Luigi Rossi

Luigi Rossi était l’un des compositeurs italiens les plus importants du début du baroque. Son appréciation des émotions des textes l’amène à concevoir de nouveaux moyens d’expression dans la musique vocale, qui constitue l’essentiel de sa production. Il fut l’un des premiers compositeurs dont le domaine principal était la musique vocale profane.

Il n’existe aucune preuve tangible de ses origines et de sa jeunesse.
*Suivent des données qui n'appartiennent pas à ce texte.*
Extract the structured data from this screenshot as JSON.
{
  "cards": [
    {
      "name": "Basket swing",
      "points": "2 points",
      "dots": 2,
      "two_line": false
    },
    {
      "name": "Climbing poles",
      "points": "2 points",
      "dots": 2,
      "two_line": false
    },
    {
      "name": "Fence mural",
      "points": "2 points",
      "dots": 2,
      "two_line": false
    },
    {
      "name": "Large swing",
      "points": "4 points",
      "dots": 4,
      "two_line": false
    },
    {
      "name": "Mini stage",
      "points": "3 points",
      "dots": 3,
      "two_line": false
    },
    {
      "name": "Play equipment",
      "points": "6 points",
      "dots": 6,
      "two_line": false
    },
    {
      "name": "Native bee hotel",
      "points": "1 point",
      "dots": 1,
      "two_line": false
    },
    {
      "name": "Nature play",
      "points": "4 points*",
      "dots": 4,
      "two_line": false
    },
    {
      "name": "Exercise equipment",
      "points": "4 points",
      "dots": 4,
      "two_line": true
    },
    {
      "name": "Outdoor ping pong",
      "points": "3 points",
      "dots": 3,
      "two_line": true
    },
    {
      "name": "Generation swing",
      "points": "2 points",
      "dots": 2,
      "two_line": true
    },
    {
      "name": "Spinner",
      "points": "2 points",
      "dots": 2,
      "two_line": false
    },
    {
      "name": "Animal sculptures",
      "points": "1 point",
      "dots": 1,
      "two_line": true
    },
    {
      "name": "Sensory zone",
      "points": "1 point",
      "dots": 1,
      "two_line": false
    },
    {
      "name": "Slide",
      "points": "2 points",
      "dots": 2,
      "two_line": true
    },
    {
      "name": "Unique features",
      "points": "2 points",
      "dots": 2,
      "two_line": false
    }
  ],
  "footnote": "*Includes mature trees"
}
Il a peut-être été l’élève de Giovanni de Macque et a peut-être passé ses premières années à la cour napolitaine. La première documentation ferme montre qu’en 1620, il vivait à Rome et, en août de la même année, rejoignait le personnel de maison du prince de Sulmona, Marc’Antonio Borghese, en tant que musicien. Il a acquis la réputation d’être l’un des meilleurs claviéristes de son temps. L’épouse du prince, Camilla Orsini, avait son propre personnel musical, qui comprenait une harpiste de Rome nommée Costanza de Ponte. Elle et Rossi se sont mariés le 3 juillet 1627. Costanza était l’un des meilleurs joueurs de harpe de l’époque; ensemble, ils formaient un duo musical qui était de toute évidence formidable. Camilla Orsini se vantait d’eux et était apparemment heureuse de leur permettre de visiter certaines des plus grandes cours d’Italie, comme les Médicis à Florence, où ils séjournèrent pendant la moitié de 1635.

Rossi est devenu l’organiste de S Luigi dei Francesi, qui était l’église nationale française à Rome. Il a occupé ce poste pour le reste de sa vie, mais a eu des conditions généreuses qui lui ont permis de s’absenter pour continuer à tourner. Quand il était parti, son frère, Giovan Carlo Rossi, l’a remplacé. À un moment donné au cours des années 1630 – certainement pas plus tard qu’en 1641 -, il quitta l’emploi de la famille Borghèse et rejoignit le service du célèbre francophile, le cardinal Antonio Barberini, mélomane et neveu du pape Urbain VIII.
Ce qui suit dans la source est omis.